Agile Raw Affinity Estimation
Let’s say You have just finished to create the user stories for your product and, a bit proudly, your product backlog now counts two or three hundred of items. How can you estimate them, effectively?
It is not always possibile to have all the items of the backlog estimated using the planning poker game. This estimation is somehow precise, but it is actually time consuming and not practicable in one-shot against the whole backlog.
Having a quick first rough estimation of the whole backlog, however, could be the right answer in order to start planning for the development of the product, dividing the effort in releases and giving some forecasts to the management, in terms of schedule and budget.
Actually, we are assuming that these first estimations won’t be perfect but, at last, what estimate is perfect? And moreover during the initial phase?
A technique that could help here, is the Agile Raw Affininity Estimation. I usually organize a workshop of 3/4 hours, within which the team usually can estimate more than two hundred stories.
Participants, material & preconditions
The participants involved are: the ProductOwner, the ScrumMaster and the core team. One important constraint is a logistic one: the room where you are going to hold the meeting, must have wide walls where to stick the user stories.
This is the material you will need:
- A4/Letter sheets
- Markers
- Post-it notes
- Paper tape
And these are some pre-conditions:
- well-formed stories (U-INVEST),
- the ProductOwner should have already presented the stories to the team even if at high-level (epics)
- the stories must be all printed each on a A4/Letter sheet (take care of the font size you use: every story must be clearly readable from 2/3 meters away from the wall) ,
- a printed copy of the team’s definition of done.
These are the main steps of the technique:
- Workshop explanation
- Silent estimation
- Story points estimation
- Estimation review
- Consolidation
Workshop explanation (Coach/ScrumMaster)
The Coach/ScrumMaster explains the team and the ProductOwner, the scope of the meeting and come into a detailed explanation of the process’s steps.
It’s important that s/he stresses the rules underlying the agile estimation (story points, complexity, relative weight, delphi, etc.) and remembers the team that each story estimation should aim to satisfy the definition of done the team already decided.
The Coach, then, sticks on the very bottom-left side of the wall, a sheet of paper reporting the word “SMALL” on it and on the opposite bottom-right of the wall another sheet with the word “BIG”. Finally, he rolls the tape from left to right, joining the two words.
This because, the team will hang the stories on the wall according to their size, forgetting, for this first step, about the estimation in figures, but reasonging about a gut estimation and positioning them in respect of the scale (SMALL>BIG) and of the other stories already attached (relative estimation).

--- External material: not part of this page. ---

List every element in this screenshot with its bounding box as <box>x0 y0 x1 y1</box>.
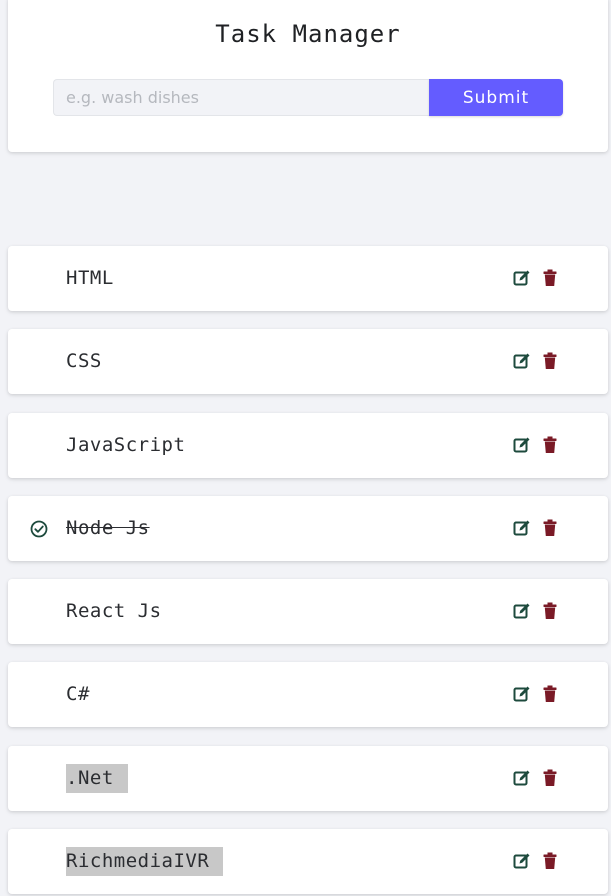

The ProductOwner, then, gives the team the pile of user stories already prioritized (top of the pile most important stories).
Silent estimation (Team)
Now it’s time for the team to step in. During this phase the team remains silent. Every member has two possibilities: estimate a new story or change the estimation someone already did of a story.
Estimate a new story
In turn every team member, take a story from the pile, a piece of paper tape and stick the story to the wall, according to his/her perception of the story’s complexity (SMALL vs BIG) and in respect of the other user stories already hanging.
Change an existing estimation
The team member do not take any new story from the pile.
S/he detaches the story to re-estimate and sticks it again in a new position, according to her/his complexity perception and the other stories already hanging.
The process above described, continues until all the stories have been estimated.
Every team member can ask clarification about the user stories to the ProductOwner.
Story points estimation (Team)
Now it’s time to transform a position on the wall, in the corresponding estimation in story points. My suggestion here is to use the Fibonacci series.
The team writes each number of the series on a single post-it (1,2,3,5,8,13,etc) and attaches them near the line of the scale.
Estimation review (ProductOwner)
Well, the team now deserves a break and a coffee and leaves the room.
The ProductOwner, which remained silent during the whole estimation process, could necessitate some clarifications.
Thus, she takes small orange/red post-its and attach them on each story that needs a clarification about the estimation done.
When the team comes back, it gives the clarifications the ProductOwner needs about the estimations. Sometimes it happens that after the discussion, the team has new elements and decides to change the estimation, moving the stories down the scale.
Consolidation (Team + ProductOwner)
This is the last step of the workshop.
The team and the ProductOwner write on each user story, the right estimation according to the position and the corresponding number.
The ProductOwner, finally, gathers the stories and inserts the figures into hte product backlog and that’s it!